Einmal Schwedt und zurück.

Von Berlin Gesundbrunnen nach Schwedt (Oder). Um elf bin ich da verabredet, im Haus der Bildung und Technologie. Eine gemütliche Uhrzeit, selbst für mich. Ich möchte vorher noch kurz nach der Stadt sehen. Ob die wirklich so häßlich ist wie alle sagen? Also um zehn in Schwedt. So gebe ich das in die Suchmaske ein, finde eine Verbindung und klappe den Rechner zu. Das war dumm von mir. Wie dumm, fällt mir aber erst am nächsten Morgen auf. Jetzt muss ich mir fix ein paar Locken drehen, ein Kleid anziehen und zusehen, dass ich pünktlich im Kino bin. Ich vertrete einen Schiedsrichter. Nicht auf dem Platz, sondern in einer Jury. Ich darf Kurzfilmen Punkte geben. Ich ziehe ein gepunktetes Kleid an. Das war so nicht geplant, nicht das Kleid und nicht die Punkte. Aufgeregt bin ich, und aufgeregt vergesse ich, mal nachzusehen, wie ich anderntags zum Bahnhof komme. Der Rechner weiß, dass der Zug nach Schwedt nur alle zwei Stunden durchfährt. Besser wäre, ich wüsste das auch. Und dass die eine S-Bahn, die ich brauche, nur jede Stunde kommt, hätte mich brennend interessiert. Nur eben in dem Moment nicht, da war das mit den Locken und dem Kleid und den Punkten, da konnte ich nicht.

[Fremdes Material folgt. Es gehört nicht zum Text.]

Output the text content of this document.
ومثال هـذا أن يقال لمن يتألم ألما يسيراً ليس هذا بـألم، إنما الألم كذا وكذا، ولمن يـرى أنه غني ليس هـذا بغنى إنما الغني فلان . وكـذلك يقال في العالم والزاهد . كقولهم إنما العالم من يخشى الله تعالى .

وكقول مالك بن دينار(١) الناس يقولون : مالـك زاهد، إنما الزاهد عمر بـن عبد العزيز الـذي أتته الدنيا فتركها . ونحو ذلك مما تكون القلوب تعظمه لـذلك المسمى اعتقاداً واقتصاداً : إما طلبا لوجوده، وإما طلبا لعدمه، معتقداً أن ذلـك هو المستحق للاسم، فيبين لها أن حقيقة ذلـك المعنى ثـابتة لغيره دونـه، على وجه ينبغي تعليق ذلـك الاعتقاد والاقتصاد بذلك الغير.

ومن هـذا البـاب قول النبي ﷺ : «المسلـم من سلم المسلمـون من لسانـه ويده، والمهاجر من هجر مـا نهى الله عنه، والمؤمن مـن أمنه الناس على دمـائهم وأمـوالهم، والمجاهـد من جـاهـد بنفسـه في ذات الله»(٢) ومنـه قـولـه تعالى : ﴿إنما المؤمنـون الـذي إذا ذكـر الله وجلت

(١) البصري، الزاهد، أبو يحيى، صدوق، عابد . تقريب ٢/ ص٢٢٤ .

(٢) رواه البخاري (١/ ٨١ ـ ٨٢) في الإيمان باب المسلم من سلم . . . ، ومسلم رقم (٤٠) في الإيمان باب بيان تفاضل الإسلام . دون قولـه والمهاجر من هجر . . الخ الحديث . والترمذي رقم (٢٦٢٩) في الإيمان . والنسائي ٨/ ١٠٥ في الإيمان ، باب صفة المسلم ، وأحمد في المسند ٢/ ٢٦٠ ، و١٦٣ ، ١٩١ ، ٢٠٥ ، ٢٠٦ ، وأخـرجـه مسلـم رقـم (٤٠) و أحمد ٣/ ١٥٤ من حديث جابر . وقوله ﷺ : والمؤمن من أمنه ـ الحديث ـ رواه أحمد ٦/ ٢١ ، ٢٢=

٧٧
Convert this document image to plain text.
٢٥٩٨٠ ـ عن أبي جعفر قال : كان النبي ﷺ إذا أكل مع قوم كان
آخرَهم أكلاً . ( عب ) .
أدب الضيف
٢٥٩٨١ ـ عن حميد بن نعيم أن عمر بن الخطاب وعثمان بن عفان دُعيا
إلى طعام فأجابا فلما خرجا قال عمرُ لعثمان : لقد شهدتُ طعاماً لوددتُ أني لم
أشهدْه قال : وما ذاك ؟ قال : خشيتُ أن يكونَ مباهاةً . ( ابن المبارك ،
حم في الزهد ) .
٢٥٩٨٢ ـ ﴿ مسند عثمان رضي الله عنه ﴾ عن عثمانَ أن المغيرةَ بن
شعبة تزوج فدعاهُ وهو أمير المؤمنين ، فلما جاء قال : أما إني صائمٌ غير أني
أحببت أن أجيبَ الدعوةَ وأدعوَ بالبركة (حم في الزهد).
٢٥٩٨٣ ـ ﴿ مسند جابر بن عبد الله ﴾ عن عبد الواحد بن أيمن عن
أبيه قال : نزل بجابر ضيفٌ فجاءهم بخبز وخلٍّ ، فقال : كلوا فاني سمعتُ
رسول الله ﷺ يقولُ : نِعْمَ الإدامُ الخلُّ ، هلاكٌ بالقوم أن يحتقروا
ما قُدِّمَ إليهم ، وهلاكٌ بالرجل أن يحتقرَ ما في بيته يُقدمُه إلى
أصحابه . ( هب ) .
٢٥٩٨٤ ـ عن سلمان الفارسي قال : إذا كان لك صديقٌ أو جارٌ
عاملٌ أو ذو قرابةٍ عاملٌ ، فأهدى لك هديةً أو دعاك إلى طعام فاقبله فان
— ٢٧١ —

Am Gesundbrunnen bin ich erst im allerletzten Moment. Mein Zug fährt ein, als ich durch den Tunnel zwischen den Gleisen renne. Die Taschen schlenkern, eine rechts, eine links. Da steht nicht Schwedt auf dem Display, da steht Stralsund und kein Bahnpersonal. Die Abfahrtszeit stimmt, die Stationen auch. Bis Bernau werde ich herausgefunden haben, ob das der richtige Zug ist, denke ich und steige ein. Mit dem letzten Schluck LTE sage ich im Internet Bescheid, dass ich nach Schwedt fahre. Oder halt woanders hin. Hätte ich gewusst, dass es der letzte Schluck Internet ist, hätte ich ihn eventuell anders verwendet.

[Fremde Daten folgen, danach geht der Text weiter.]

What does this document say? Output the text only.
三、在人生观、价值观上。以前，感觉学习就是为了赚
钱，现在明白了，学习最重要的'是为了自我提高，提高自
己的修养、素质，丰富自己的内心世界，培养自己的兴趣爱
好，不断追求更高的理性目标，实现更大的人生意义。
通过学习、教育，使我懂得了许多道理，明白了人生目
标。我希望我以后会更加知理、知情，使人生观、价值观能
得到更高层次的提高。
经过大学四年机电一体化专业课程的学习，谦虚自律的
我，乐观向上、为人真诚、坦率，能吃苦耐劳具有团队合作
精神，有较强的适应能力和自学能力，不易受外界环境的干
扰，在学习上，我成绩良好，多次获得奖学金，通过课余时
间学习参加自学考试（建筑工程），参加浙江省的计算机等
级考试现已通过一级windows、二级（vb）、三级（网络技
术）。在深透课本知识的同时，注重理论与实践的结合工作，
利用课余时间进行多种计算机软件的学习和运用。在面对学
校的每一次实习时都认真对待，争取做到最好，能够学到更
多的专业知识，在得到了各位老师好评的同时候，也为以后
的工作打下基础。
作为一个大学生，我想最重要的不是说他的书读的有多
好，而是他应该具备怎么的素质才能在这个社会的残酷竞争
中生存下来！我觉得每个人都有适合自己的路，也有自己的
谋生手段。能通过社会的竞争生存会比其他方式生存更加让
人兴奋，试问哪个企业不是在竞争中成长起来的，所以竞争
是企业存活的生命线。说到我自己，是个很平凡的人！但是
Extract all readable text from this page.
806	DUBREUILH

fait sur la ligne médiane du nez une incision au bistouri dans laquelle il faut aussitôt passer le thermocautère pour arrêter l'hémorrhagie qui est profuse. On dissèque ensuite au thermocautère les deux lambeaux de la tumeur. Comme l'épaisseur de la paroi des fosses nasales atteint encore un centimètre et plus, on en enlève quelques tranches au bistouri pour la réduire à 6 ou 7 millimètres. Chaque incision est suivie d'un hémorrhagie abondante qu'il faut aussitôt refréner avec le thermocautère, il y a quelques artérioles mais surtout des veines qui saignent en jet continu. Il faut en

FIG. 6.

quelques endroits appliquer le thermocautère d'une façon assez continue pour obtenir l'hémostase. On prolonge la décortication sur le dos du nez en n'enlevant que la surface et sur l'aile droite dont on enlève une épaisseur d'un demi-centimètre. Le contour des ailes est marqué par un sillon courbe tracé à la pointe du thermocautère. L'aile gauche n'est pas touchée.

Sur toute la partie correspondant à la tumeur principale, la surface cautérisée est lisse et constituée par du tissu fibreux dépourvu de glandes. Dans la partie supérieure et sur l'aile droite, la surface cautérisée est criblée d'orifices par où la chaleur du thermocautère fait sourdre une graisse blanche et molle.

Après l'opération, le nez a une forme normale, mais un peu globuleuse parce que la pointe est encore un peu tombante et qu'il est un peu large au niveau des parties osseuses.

Obwohl ich all diese Dinge falsch oder zumindest nicht richtig gemacht habe, sitze ich schließlich in einem kleinen blauen Schienenbus nach Schwedt. Die Niederbarnimer Eisenbahn. Inzwischen kenne ich die ganzen Unterwegsbahnhöfe. Pinnow Uckermark ist der nächste Halt, und irgendwann steige ich da bestimmt mal aus, einfach so. Nationalparkbahnhof. Klingt doch nach Wandern mit Stullenpaket und roter Brause.

Im Regionalzug hatte ich erst einen Streckenfahrplan aus Papier gefunden, und noch etwas später einen hilfsbereiten Mitreisenden. Der wusste nicht nur, wie die Bahn-App funktioniert. Er verfügte auch über eine Netzverbindung. Ich hatte keine, und die Fähigkeit, einem Streckenfahrplan gezielt Informationen zu entnehmen, ist mir genau wie meine Handschrift im Laufe des Internets weggekommen. Ich buchstabierte ihm Schwedt, und der Mitreisende fand in weniger als einer Minute heraus, dass ich in Angermünde umsteigen muss. Nee, keine Stunde warten. Nur das Gleis wechseln, und die Eisenbahngesellschaft. Vom roten in den blauen Zug. Das kann so ein Faltblatt nicht abbilden. Andere Eisenbahngesellschaften, die vernetzte Welt, damit möchte sich der Streckenfahrplan nicht mehr beschäftigen. Was das angeht, ist er Renter. Bin ich´n Kursbuch?, fragt er pampig und lässt sich auf nichts ein.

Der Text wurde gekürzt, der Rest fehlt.